Reform, though, was cautious and incremental, dependent on caucus support and union acquiescence. One impediment to faster progress was uncertainty as to the cost of Telecom’s universal service obligation. When he became minister, Ralph Willis, who was an economist, commissioned a study which showed that this was much lower than the sums Telecom habitually claimed. This, says Doyle, was a true breakthrough because it provided evidence that introducing competition into the sector to stimulate innovation was compatible with providing affordable community services, and so removed the core political risk in dismantling Telecom’s monopoly.
Doyle says that, from the late 1980s, the shift to full competition was probably inevitable, but that the timing and the model were uncertain. The model introduced by Kim Beazley in 1990 was built on strengthening Telecom to compete with a privatised Aussat. Optus bid successfully for Aussat, and in 1993 a third mobile provider, Vodafone, entered the market. The Opposition generally supported the government’s legislation, so long as it was moving in the direction of greater openness, flexibility and competition. Doyle ends his story there, but the stage was now set for the privatisation of telecommunications provision under the Coalition, though it had to spend big on rural Australia to allay fears about the weakening of the universal service obligation.
The book concludes with a brief look forward to the politics of the National Broadband Network (NBN), which awaits the sort of detailed investigation Doyle has given to earlier periods. He concludes that ‘Continuous disruption, whether technological or political, is the only real certainty in telecommunications reform’ (p. 210). I would put this slightly differently. Politics is not the main driver here. The continuous disruption is driven by relentless technological innovation to which politics has little choice but to respond as some stakeholders try to protect their interests and others to take advantage of new opportunities.

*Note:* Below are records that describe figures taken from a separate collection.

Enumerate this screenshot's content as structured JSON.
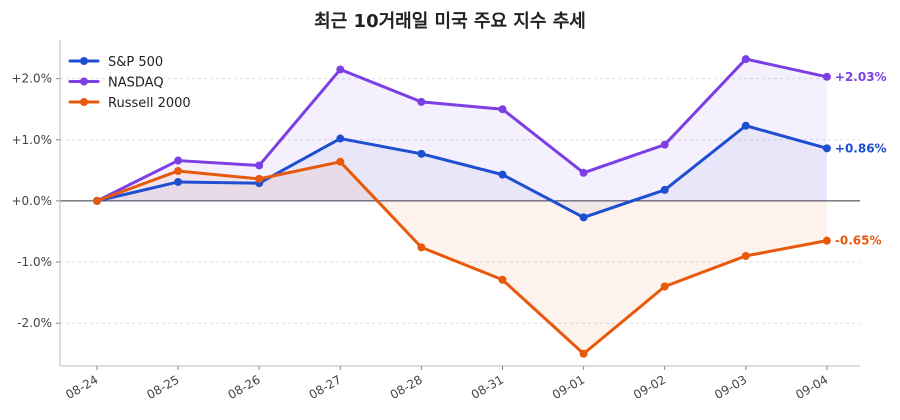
{
  "chart_data": {
    "type": "line",
    "title": "최근 10거래일 미국 주요 지수 추세",
    "xlabel": "",
    "ylabel": "",
    "categories": [
      "08-24",
      "08-25",
      "08-26",
      "08-27",
      "08-28",
      "08-31",
      "09-01",
      "09-02",
      "09-03",
      "09-04"
    ],
    "y_ticks": [
      {
        "value": 2,
        "label": "+2.0%"
      },
      {
        "value": 1,
        "label": "+1.0%"
      },
      {
        "value": 0,
        "label": "+0.0%"
      },
      {
        "value": -1,
        "label": "-1.0%"
      },
      {
        "value": -2,
        "label": "-2.0%"
      }
    ],
    "ylim": [
      -2.7,
      2.55
    ],
    "grid": true,
    "legend_position": "top-left",
    "series": [
      {
        "name": "S&P 500",
        "color": "#1f4fd1",
        "values": [
          0.0,
          0.31,
          0.29,
          1.02,
          0.77,
          0.43,
          -0.27,
          0.18,
          1.23,
          0.86
        ],
        "end_label": "+0.86%"
      },
      {
        "name": "NASDAQ",
        "color": "#7b3fe4",
        "values": [
          0.0,
          0.66,
          0.58,
          2.15,
          1.62,
          1.5,
          0.46,
          0.92,
          2.32,
          2.03
        ],
        "end_label": "+2.03%"
      },
      {
        "name": "Russell 2000",
        "color": "#e8590c",
        "values": [
          0.0,
          0.49,
          0.36,
          0.64,
          -0.76,
          -1.29,
          -2.5,
          -1.4,
          -0.9,
          -0.65
        ],
        "end_label": "-0.65%"
      }
    ]
  }
}
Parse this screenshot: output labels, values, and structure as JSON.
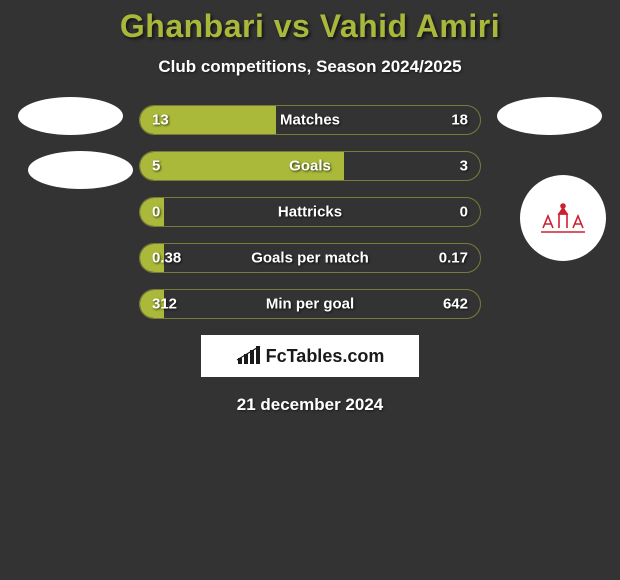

Telecommunications policy is a complicated and technical area. Doyle’s is the first book to look in depth at the policy changes set in train when Whitlam put reform of the PMG on the national policy agenda. Doyle writes well, without jargon, in straightforward, clear prose and the book has a comprehensive index. His book will be of great interest to those whose working lives were affected by these changes, as well as to others interested in the always challenging process of policy reform.